We are writing to correct a misstatement in Gazette reporter Sam Ferland’s otherwise excellent March 26 article headlined “Northampton’s Picture Main Street cost climbs to $37M.” The article states: “Plans still call for the project to be funded fully by the Massachusetts Department of Transportation (MassDOT), along with federal money, which is overseen by PVPC.”
This is not the case. Even city officials acknowledge that the proposed project calls for the city to spend additional costs beyond aspects of the project that are purportedly funded. Design costs are not covered and a currently undisclosed amount for infrastructure repair is also not covered. There continues to be more questions than answers.
Which elements will not be funded and what will those costs be? Repairing or backfilling the 19 vaults under the sidewalks? The legal costs and compensation to landowners for rights of way? Additional design costs related to these repairs? Are these amounts over the contingency the city alluded to? It is a fair assumption that a possible mid-project drop in state and federal funding (the proposed project is scheduled to take at least three years to complete), and possible additional costs encountered in the project could lead to further expenditure of city funds.

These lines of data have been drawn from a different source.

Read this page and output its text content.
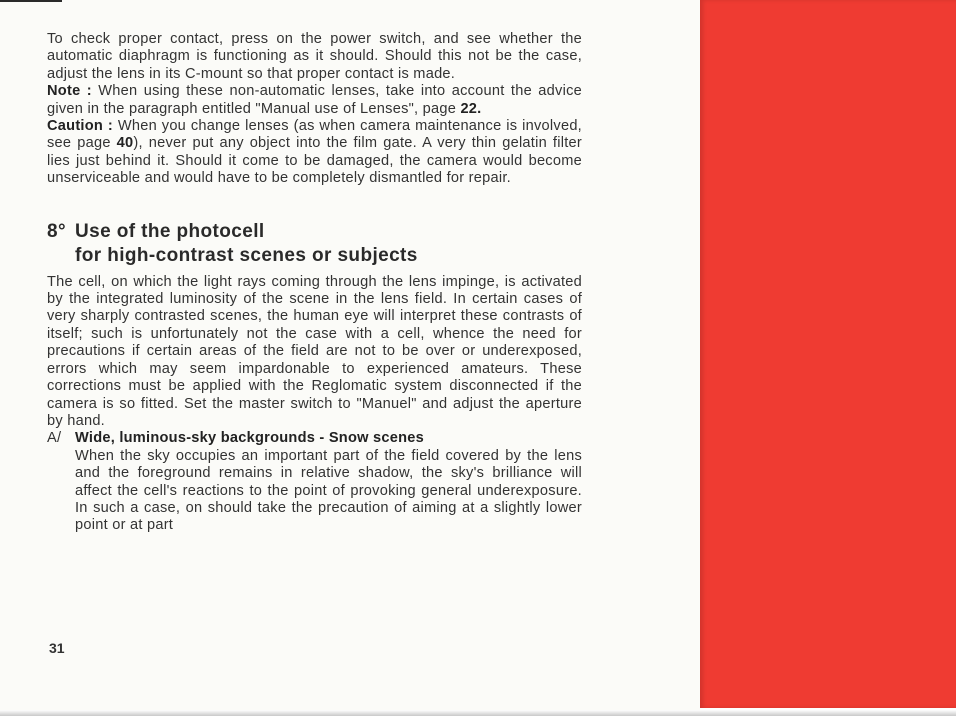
To check proper contact, press on the power switch, and see whether the automatic diaphragm is functioning as it should. Should this not be the case, adjust the lens in its C-mount so that proper contact is made.

Note : When using these non-automatic lenses, take into account the advice given in the paragraph entitled "Manual use of Lenses", page 22.

Caution : When you change lenses (as when camera maintenance is involved, see page 40), never put any object into the film gate. A very thin gelatin filter lies just behind it. Should it come to be damaged, the camera would become unserviceable and would have to be completely dismantled for repair.

8° Use of the photocell
for high-contrast scenes or subjects

The cell, on which the light rays coming through the lens impinge, is activated by the integrated luminosity of the scene in the lens field. In certain cases of very sharply contrasted scenes, the human eye will interpret these contrasts of itself; such is unfortunately not the case with a cell, whence the need for precautions if certain areas of the field are not to be over or underexposed, errors which may seem impardonable to experienced amateurs. These corrections must be applied with the Reglomatic system disconnected if the camera is so fitted. Set the master switch to "Manuel" and adjust the aperture by hand.

A/ Wide, luminous-sky backgrounds - Snow scenes

When the sky occupies an important part of the field covered by the lens and the foreground remains in relative shadow, the sky's brilliance will affect the cell's reactions to the point of provoking general underexposure. In such a case, on should take the precaution of aiming at a slightly lower point or at part

31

Given these facts, and, given the ways that the proposed project would affect key elements of Northampton’s public life, (a vibrant Main Street business center, loss of public parking spaces — the Gazette said multiple parking spaces, but it would actually be 57 parking spaces, a third of the existing Main Street parking spaces, as well as removal of otherwise healthy shade trees), and additional issues, such as the impact on emergency vehicle runs from a narrowed street, displacement of the current second-lane traffic to side streets, to say nothing of the possible need to use even more city tax funds that would otherwise go to supporting an excellent school system. The call of City Councilors Meg Robbins and Christopher Caleb Stratton for a detailed review of the proposed project is more than reasonable and, in fact, essential.
Two ways to do that are to have Mayor Sciarra and her administration respond to Councilor Robbins’ and Stratton’s questions and to conduct a comprehensive trial run, as other commonwealth communities, ranging from Pittsfield to Ipswich to Newton have done in the face of similar major disruptive proposed projects. What would it cost to do the needed work without the Picture Main Street (“PMS”) project? What if the cost savings is $5 million but it costs the city $10 million above funding to complete PMS?
Karen Bierwert, Richard Chu and Fred Zimnoch live in Northampton.